Tough break for Leopards

Lafayette standout to transfer; Lehigh adds Canadian prep

Sophomore forward Jamaal Douglas, arguably Lafayette's best player, or at least the one with the biggest potential upside, is leaving school, according to Corky Blake in today's Express-Times.

Douglas came on big down the stretch for the Leopards. He was a key factor in Lafayette's late season upset of archrival Lehigh. A week later, he was Lafayette's only legitimate offensive threat in the blowout first round tournament loss at Bucknell.
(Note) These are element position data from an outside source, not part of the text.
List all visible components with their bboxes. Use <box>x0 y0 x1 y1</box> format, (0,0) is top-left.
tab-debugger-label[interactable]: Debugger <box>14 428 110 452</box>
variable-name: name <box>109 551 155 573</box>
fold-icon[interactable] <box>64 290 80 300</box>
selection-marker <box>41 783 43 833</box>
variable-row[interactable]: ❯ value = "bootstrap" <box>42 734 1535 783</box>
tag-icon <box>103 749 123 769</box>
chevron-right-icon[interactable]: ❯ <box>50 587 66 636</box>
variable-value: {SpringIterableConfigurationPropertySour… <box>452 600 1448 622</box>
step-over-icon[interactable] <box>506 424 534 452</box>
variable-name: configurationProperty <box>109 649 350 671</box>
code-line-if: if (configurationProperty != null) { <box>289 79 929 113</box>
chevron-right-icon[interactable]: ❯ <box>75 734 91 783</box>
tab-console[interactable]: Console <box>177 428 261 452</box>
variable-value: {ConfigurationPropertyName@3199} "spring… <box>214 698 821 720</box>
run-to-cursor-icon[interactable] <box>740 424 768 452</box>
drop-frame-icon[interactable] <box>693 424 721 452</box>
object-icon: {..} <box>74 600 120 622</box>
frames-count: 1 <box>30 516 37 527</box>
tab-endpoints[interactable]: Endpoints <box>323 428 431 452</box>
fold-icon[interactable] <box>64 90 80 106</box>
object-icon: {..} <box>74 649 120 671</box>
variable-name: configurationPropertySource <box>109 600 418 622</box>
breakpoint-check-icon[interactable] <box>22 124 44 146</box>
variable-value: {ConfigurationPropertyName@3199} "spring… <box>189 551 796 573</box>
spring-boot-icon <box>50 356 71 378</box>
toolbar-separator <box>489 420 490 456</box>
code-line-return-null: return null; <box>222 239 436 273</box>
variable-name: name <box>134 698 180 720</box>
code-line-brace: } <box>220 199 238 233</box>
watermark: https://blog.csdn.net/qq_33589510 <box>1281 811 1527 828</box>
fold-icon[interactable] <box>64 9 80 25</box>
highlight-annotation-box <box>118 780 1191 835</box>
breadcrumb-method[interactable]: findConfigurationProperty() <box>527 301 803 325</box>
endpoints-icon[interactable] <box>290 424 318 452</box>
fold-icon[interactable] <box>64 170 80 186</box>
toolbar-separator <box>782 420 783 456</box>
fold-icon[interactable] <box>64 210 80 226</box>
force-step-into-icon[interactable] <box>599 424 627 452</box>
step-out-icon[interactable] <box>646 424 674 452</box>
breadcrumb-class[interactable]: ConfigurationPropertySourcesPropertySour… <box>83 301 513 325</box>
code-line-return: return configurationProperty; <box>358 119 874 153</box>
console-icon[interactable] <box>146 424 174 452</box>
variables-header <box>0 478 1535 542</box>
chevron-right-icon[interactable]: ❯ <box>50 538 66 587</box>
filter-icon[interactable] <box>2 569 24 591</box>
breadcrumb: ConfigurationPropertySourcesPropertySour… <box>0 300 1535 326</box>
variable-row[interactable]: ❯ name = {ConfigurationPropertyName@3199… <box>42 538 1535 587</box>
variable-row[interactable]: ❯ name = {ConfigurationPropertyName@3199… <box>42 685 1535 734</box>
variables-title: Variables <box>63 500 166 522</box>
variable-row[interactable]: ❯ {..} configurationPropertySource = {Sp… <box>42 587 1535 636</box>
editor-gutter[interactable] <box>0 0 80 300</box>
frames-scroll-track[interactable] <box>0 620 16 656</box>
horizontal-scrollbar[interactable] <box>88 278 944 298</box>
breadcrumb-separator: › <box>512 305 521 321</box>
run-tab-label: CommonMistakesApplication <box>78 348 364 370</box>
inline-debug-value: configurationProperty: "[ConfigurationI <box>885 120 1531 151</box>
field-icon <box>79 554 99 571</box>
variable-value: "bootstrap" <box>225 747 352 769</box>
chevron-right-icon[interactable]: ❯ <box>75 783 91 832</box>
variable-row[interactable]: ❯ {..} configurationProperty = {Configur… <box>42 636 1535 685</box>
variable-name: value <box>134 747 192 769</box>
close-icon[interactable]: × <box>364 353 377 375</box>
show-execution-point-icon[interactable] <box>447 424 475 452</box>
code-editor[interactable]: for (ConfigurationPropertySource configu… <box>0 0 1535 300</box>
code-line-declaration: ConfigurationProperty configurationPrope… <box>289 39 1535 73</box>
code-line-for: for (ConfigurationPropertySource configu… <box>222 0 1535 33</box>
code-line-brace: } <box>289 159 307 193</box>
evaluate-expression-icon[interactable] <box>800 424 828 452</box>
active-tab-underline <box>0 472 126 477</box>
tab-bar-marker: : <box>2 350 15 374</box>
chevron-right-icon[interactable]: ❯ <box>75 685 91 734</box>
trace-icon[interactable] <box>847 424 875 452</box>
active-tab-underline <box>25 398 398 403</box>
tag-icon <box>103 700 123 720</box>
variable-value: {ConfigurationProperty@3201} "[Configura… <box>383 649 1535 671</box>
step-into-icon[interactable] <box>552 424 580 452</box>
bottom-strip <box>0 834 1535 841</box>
We only saw Lafayette three times this season, but Corky covered the 'Pards on a regular basis, and he confirms our take on Douglas:
Over the second half of Lafayette's 9-19 season Douglas emerged as the Leopards' top player. The 6-foot-6, 240-pound power forward was second on the team in scoring at 9.9 ppg and led the team and the Patriot League in rebounding (7.0 rpg).
Douglas, of Miami, Fla., started 24 of 28 games and averaged 26.3 minutes. He produced 18 points and 17 rebounds in a 90-80 win over Navy and had a career-high 20 points in an 89-69 loss to Bucknell.
That 20-point showing was in the regular season game in Easton, by the way. In the tournament game we mentioned, Douglas scored 12 points, but that was almost double the next highest Lafayette scorer, Marcus Harley (7).

Nothing in Blake's story gives any clue why Douglas is leaving. He is a long way from home, maybe he is just homesick. Or maybe he sees the futility of Lafayette's non-scholarship situation and is seeking greener pastures. It could be anything, so no fair speculating.

Nonetheless, it is a major blow to Fran O'Hanlon's hopes of returning the Leopards to the upper division of the league.

In the same story, Blake updates the Lafayette recruiting situation. O'Hanlon has signed two more players, meaning six new faces will join the roster next season. Of course anybody still available at this late date is likely to be a project, not an immediate impact type player. It is hard to imagine Lafayette's situation being improved a whole lot by the addition of six freshmen in the short term, especially given the loss of Douglas.

Meanwhile, Blake also notes Lehigh's addition of Greg Page, a 6-5 kid from Canada who had been at Vanier College in Canada after being All-Montreal as a high school player. By the way, Vanier is not a "college" in the U.S. sense of the word. It is actually a "pre-university" program. In other words, a prep school.

Page posted some diary entries on the Canadian Web site last season.

Admittedly, the Patriot League is not usually thought of as a refuge for the type players who need post-high school prep work to get into college. In the U.S., post-graduate prep schooling is usually reserved for kids who otherwise might lose a year of eligibility to Prop. 16 (the successor to Pprop 48). Since we have no real knowledge of how things work in Canada, we will assume Page is a legitimate outstanding scholar-athlete in the Patriot League spirit and tradition, though we admit Lehigh's past history could make some folks skeptical.